What will remain a constant at Greggs is its community commitment, well known in the North East through its Greggs breakfast clubs in schools and the work of the Greggs Foundation.

Last month the company issued its first sustainability plan with “10 things we’re doing to help make the world a better place by 2025”.

The plan outlines a range of measures to make its operations more environmentally friendly and better for the communities it operates in, including reducing plastic packaging, increasing its healthy food options and having better animal welfare policies.

For Mr Whiteside, the plan built on the foundations of company leaders that came before him.

He said: “Greggs, right from the beginning – from John Gregg to his son Ian Gregg and beyond – has always been a business that sought to be a good corporate citizen and has had activities that support local communities. Trying to make great quality food accessible to everybody, not just to the well-to-do.

“There’s a separate Greggs Foundation that was set up by Ian Gregg 30 years ago. We’re well known among those who know for our support of people in hardship, things like our Greggs breakfast clubs.

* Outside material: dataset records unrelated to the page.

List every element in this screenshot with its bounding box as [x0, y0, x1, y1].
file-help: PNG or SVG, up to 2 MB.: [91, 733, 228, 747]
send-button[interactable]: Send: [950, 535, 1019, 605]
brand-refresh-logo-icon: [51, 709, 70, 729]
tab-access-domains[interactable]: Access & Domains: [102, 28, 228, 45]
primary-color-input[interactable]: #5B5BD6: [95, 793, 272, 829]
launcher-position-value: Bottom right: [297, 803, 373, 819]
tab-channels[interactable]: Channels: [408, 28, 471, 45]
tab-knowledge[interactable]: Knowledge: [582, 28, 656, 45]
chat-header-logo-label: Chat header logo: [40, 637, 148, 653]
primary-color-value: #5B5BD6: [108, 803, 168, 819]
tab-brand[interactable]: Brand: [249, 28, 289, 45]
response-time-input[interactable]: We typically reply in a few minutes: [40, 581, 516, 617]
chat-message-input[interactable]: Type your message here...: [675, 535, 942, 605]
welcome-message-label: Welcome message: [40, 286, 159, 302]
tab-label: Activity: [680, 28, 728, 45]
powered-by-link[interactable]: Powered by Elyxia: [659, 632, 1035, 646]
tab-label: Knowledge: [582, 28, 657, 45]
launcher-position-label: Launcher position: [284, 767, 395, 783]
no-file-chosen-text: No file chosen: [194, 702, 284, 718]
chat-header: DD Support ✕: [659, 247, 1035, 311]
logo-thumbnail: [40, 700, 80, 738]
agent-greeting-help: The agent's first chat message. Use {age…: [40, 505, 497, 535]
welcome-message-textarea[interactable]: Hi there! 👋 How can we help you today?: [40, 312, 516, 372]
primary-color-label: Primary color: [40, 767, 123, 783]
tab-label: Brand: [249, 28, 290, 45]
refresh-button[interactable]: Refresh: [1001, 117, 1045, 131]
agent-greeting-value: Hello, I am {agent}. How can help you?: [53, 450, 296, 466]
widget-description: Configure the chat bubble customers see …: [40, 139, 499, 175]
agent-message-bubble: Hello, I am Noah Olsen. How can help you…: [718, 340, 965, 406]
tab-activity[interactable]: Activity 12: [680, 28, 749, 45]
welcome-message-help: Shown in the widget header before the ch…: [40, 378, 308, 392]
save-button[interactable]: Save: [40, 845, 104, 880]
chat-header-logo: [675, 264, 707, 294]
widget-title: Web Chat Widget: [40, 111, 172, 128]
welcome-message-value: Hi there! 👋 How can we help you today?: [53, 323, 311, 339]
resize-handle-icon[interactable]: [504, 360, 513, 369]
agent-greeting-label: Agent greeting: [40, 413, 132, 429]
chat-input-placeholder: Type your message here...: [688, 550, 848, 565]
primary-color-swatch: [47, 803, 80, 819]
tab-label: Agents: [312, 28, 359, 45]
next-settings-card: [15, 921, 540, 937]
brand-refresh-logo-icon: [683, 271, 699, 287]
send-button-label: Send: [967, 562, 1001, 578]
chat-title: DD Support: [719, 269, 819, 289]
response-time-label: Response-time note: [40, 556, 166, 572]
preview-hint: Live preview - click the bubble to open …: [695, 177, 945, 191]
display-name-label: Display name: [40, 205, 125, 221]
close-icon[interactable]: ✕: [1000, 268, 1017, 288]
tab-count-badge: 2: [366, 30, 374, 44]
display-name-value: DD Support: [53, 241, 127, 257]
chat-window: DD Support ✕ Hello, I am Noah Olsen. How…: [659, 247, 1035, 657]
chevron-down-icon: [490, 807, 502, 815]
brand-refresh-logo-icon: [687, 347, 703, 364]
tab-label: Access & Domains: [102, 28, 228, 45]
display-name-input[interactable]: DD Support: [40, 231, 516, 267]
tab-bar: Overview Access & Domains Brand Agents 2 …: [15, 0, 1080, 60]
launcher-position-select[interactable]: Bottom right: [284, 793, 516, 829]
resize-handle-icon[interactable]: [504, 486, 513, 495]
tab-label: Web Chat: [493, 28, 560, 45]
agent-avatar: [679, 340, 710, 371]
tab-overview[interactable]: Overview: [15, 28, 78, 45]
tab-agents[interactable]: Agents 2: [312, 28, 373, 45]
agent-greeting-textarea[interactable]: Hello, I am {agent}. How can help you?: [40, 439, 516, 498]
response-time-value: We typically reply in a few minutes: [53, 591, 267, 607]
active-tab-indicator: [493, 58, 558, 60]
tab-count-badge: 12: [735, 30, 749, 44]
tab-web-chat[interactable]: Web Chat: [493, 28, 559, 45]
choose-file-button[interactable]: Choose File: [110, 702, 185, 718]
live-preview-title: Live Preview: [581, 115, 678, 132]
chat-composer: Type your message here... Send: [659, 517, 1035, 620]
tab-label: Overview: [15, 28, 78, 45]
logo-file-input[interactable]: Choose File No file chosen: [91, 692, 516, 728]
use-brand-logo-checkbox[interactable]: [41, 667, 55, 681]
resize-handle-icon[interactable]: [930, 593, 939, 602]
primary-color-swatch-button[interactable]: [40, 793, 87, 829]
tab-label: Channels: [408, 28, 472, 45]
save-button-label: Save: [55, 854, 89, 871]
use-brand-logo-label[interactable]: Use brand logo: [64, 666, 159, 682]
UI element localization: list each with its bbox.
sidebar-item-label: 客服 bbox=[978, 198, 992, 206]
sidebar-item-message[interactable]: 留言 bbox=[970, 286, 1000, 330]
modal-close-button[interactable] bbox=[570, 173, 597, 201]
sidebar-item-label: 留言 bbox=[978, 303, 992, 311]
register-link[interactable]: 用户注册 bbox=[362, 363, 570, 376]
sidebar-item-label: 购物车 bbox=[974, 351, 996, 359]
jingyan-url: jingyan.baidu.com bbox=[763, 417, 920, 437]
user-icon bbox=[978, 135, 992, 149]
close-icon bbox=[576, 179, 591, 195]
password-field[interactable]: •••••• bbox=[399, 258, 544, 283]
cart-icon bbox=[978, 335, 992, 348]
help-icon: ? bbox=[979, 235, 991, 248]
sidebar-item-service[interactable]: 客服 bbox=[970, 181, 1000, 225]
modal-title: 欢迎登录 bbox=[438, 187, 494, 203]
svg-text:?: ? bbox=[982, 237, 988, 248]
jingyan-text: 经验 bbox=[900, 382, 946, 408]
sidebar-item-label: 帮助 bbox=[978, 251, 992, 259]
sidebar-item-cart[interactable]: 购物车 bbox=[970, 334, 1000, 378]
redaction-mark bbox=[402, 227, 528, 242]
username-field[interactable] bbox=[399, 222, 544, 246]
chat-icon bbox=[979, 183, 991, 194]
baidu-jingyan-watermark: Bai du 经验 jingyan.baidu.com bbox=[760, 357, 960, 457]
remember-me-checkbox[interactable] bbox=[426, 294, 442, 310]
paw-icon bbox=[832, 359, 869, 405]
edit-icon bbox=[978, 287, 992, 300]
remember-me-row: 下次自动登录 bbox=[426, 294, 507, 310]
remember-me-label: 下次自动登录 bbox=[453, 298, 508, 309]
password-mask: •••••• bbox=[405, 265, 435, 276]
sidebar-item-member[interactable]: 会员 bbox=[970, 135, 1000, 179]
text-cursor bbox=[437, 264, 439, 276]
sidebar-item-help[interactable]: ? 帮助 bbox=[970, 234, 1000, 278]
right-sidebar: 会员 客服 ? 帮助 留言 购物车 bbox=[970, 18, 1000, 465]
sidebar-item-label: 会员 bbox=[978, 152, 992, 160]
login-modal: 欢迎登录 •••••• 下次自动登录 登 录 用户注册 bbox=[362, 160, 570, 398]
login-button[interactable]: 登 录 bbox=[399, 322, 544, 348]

But we tend not to publicise that because we don’t want it to be misinterpreted, that we’re only doing it for the brand. We’re doing it because we genuinely think it’s the right thing to do.

“Over the years that whole agenda of trying to be a better business has taken on an importance now which is becoming of interest to investors; they’re interested in how your business operates.

“We responded to that by pulling together everything we’ve done to rate and asking what we can do to stretch ourselves further. That led to our sustainability report – we need to tell the world what we’re doing and be held to account for it.”